The concept of commemorating war dead did not develop to any great extent until towards the end of the 19th century. Prior to then memorials were rare and were mainly dedicated to individual officers, or sometimes regiments. The first large-scale erection of war memorials dedicated to the ordinary soldier followed the Second Boer War of 1899-1902, which was the first major war following reforms to the British Army which led to regiments being recruited from local communities and with volunteer soldiers. However, it was in the aftermath of the First World War that we saw the great age of memorial building, both as a result of the huge impact the loss of three quarters of a million British lives had on communities and the official policy of not repatriating the dead.

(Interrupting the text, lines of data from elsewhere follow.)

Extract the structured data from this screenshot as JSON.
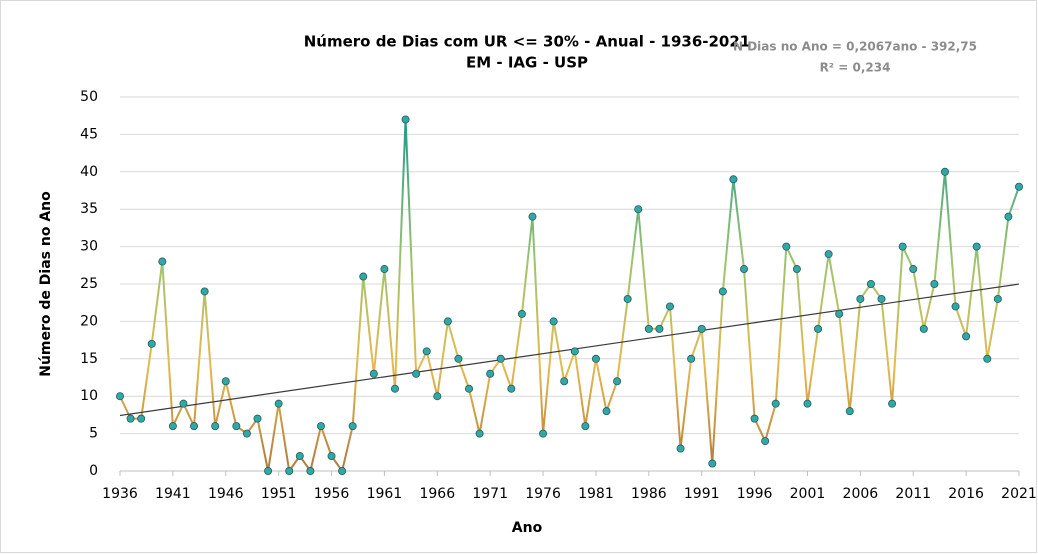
{
  "chart_data": {
    "type": "line",
    "title": "Número de Dias com UR <= 30% - Anual - 1936-2021",
    "subtitle": "EM - IAG - USP",
    "annotations": [
      "N Dias no Ano = 0,2067ano - 392,75",
      "R² = 0,234"
    ],
    "trendline": {
      "slope": 0.2067,
      "intercept": -392.75,
      "color": "#3a3a3a"
    },
    "x_label": "Ano",
    "y_label": "Número de Dias no Ano",
    "x": [
      1936,
      1937,
      1938,
      1939,
      1940,
      1941,
      1942,
      1943,
      1944,
      1945,
      1946,
      1947,
      1948,
      1949,
      1950,
      1951,
      1952,
      1953,
      1954,
      1955,
      1956,
      1957,
      1958,
      1959,
      1960,
      1961,
      1962,
      1963,
      1964,
      1965,
      1966,
      1967,
      1968,
      1969,
      1970,
      1971,
      1972,
      1973,
      1974,
      1975,
      1976,
      1977,
      1978,
      1979,
      1980,
      1981,
      1982,
      1983,
      1984,
      1985,
      1986,
      1987,
      1988,
      1989,
      1990,
      1991,
      1992,
      1993,
      1994,
      1995,
      1996,
      1997,
      1998,
      1999,
      2000,
      2001,
      2002,
      2003,
      2004,
      2005,
      2006,
      2007,
      2008,
      2009,
      2010,
      2011,
      2012,
      2013,
      2014,
      2015,
      2016,
      2017,
      2018,
      2019,
      2020,
      2021
    ],
    "values": [
      10,
      7,
      7,
      17,
      28,
      6,
      9,
      6,
      24,
      6,
      12,
      6,
      5,
      7,
      0,
      9,
      0,
      2,
      0,
      6,
      2,
      0,
      6,
      26,
      13,
      27,
      11,
      47,
      13,
      16,
      10,
      20,
      15,
      11,
      5,
      13,
      15,
      11,
      21,
      34,
      5,
      20,
      12,
      16,
      6,
      15,
      8,
      12,
      23,
      35,
      19,
      19,
      22,
      3,
      15,
      19,
      1,
      24,
      39,
      27,
      7,
      4,
      9,
      30,
      27,
      9,
      19,
      29,
      21,
      8,
      23,
      25,
      23,
      9,
      30,
      27,
      19,
      25,
      40,
      22,
      18,
      30,
      15,
      23,
      34,
      38
    ],
    "line_colors": [
      "#b07a3c",
      "#e6b94e",
      "#9cc46e",
      "#1f9a8a"
    ],
    "marker_color": "#33a6a6",
    "xlim": [
      1936,
      2021
    ],
    "xticks": [
      1936,
      1941,
      1946,
      1951,
      1956,
      1961,
      1966,
      1971,
      1976,
      1981,
      1986,
      1991,
      1996,
      2001,
      2006,
      2011,
      2016,
      2021
    ],
    "ylim": [
      0,
      50
    ],
    "yticks": [
      0,
      5,
      10,
      15,
      20,
      25,
      30,
      35,
      40,
      45,
      50
    ],
    "grid": true
  }
}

War memorials thus provided the main focus of the grief felt at this great loss.
The Cranfield war memorial was erected c1920 following the First World War, with forty-three names of the fallen inscribed on the plinth. Following the Second World War, the inscription was amended to include nine names of the fallen in the 1939-1945 conflict.
The war memorial is strategically located at the junction of High Street and Church Walk. It lies along the approach to the Grade I listed Church of Saint Peter and Saint Paul, which also contains a Roll of Honour in the form of a scroll.
Cranfield war memorial, erected c1920, is listed at Grade II for the following principal reasons:
* Historical interest: as an eloquent witness to the tragic impacts of world events on this community, and the sacrifices it has made in the conflicts of the C20;
* Group value: for its strong group value it holds with the Grade I listed Church of Saint Peter and Saint Paul, which also contains a Roll of Honour.